Martial Law and the Constitution are Under Pressure in the Philippines

For the first time since 1987, a portion of the Philippines has been placed under martial law by President Rodrigo Duterte. He justified his May actions based on the premise that Islamic terrorists are threatening to overrun southern regions of Mindanao.

As the Filipino military battles to free the region of Marawi City from the grasp of the Maute terrorists group, martial law opponents are calling on the Supreme Court to rule against Duterte’s controlling of the area with an iron fist. To date, hundreds of militants, soldiers and civilians have been killed in the struggle against a Islamic caliphate.

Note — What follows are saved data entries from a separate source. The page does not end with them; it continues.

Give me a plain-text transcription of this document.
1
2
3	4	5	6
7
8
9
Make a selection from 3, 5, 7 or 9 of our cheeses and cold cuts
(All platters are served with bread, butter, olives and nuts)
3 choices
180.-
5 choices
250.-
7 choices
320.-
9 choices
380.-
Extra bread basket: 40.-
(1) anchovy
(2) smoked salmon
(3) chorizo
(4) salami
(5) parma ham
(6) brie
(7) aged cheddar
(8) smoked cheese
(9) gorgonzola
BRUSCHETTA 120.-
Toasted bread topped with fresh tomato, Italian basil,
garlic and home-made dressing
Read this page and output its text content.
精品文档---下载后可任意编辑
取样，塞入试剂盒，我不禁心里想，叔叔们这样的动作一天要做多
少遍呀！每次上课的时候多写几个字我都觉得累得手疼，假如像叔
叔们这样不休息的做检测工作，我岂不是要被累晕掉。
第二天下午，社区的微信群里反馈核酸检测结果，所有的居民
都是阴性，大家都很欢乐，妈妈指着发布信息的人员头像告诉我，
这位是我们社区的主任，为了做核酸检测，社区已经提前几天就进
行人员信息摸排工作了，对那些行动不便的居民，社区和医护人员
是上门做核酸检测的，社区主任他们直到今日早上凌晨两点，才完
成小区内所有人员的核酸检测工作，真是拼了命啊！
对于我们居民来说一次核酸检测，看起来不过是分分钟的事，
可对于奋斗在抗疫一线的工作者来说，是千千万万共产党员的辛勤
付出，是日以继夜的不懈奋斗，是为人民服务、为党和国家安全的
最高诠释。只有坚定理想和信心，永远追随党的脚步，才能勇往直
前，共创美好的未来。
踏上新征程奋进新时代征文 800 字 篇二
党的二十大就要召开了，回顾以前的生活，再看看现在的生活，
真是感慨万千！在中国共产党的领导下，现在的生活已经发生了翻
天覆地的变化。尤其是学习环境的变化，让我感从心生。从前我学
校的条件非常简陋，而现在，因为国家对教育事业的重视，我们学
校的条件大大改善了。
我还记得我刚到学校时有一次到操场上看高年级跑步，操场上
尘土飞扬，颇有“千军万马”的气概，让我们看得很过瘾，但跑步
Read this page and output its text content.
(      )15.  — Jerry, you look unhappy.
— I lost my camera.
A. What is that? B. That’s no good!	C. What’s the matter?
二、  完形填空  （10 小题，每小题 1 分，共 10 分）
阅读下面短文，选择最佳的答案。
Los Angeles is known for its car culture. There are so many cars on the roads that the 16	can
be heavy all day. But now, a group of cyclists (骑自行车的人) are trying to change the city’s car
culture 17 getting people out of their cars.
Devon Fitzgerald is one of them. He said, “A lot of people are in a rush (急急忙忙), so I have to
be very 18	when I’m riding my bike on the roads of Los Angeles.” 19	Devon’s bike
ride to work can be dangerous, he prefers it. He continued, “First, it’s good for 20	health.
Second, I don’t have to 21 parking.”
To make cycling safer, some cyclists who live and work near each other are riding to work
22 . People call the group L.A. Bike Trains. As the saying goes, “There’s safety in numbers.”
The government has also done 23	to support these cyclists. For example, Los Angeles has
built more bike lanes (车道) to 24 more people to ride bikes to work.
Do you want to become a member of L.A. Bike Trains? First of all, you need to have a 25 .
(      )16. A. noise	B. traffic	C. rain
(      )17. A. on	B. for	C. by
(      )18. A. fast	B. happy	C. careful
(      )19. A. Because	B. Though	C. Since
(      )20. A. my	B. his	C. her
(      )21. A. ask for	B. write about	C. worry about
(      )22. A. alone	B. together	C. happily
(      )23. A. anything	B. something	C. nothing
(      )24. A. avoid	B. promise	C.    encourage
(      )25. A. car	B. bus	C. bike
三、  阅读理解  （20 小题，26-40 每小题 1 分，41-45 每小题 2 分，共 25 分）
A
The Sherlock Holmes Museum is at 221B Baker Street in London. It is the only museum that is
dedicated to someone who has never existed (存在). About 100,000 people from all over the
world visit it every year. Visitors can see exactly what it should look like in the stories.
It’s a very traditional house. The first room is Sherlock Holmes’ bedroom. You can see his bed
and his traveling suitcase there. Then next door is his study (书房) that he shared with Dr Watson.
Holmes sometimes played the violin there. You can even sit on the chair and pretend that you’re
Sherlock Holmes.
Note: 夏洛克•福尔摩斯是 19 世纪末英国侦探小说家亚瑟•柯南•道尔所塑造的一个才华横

As of now, it appears President Duterte is not interested in the Supreme Court’s soon to be released decision. In a speech delivered to local officials and the press, Duterte said, “It’s not dependent on the whim of the Supreme Court. Should I believe them? When I see the situation is still chaotic and you ask me to lift it? I will arrest you and put you behind bars.” He further stated, “We can talk of anything else and make compromises maybe but not when the interest of my country is at stake.”

As if tensions aren’t high enough, word has surfaced that should the threat of terrorism spread into other parts of the country, President Duterte would not hesitate to put the entire country under the control of martial law. This treat only serves to bring up the fear that was present when former President Ferdinand Marcos abused the powers associated with martial law to eliminate his opposition.

In 1987, a new Constitution was ratified by the Filipino Congress. The new Constitution was written to eliminate any possibility that the country could fall under the control of any one man without the approval of Congress. With Duterte ready to remain defiant, the strength of the commitment to the new Constitution could be tested.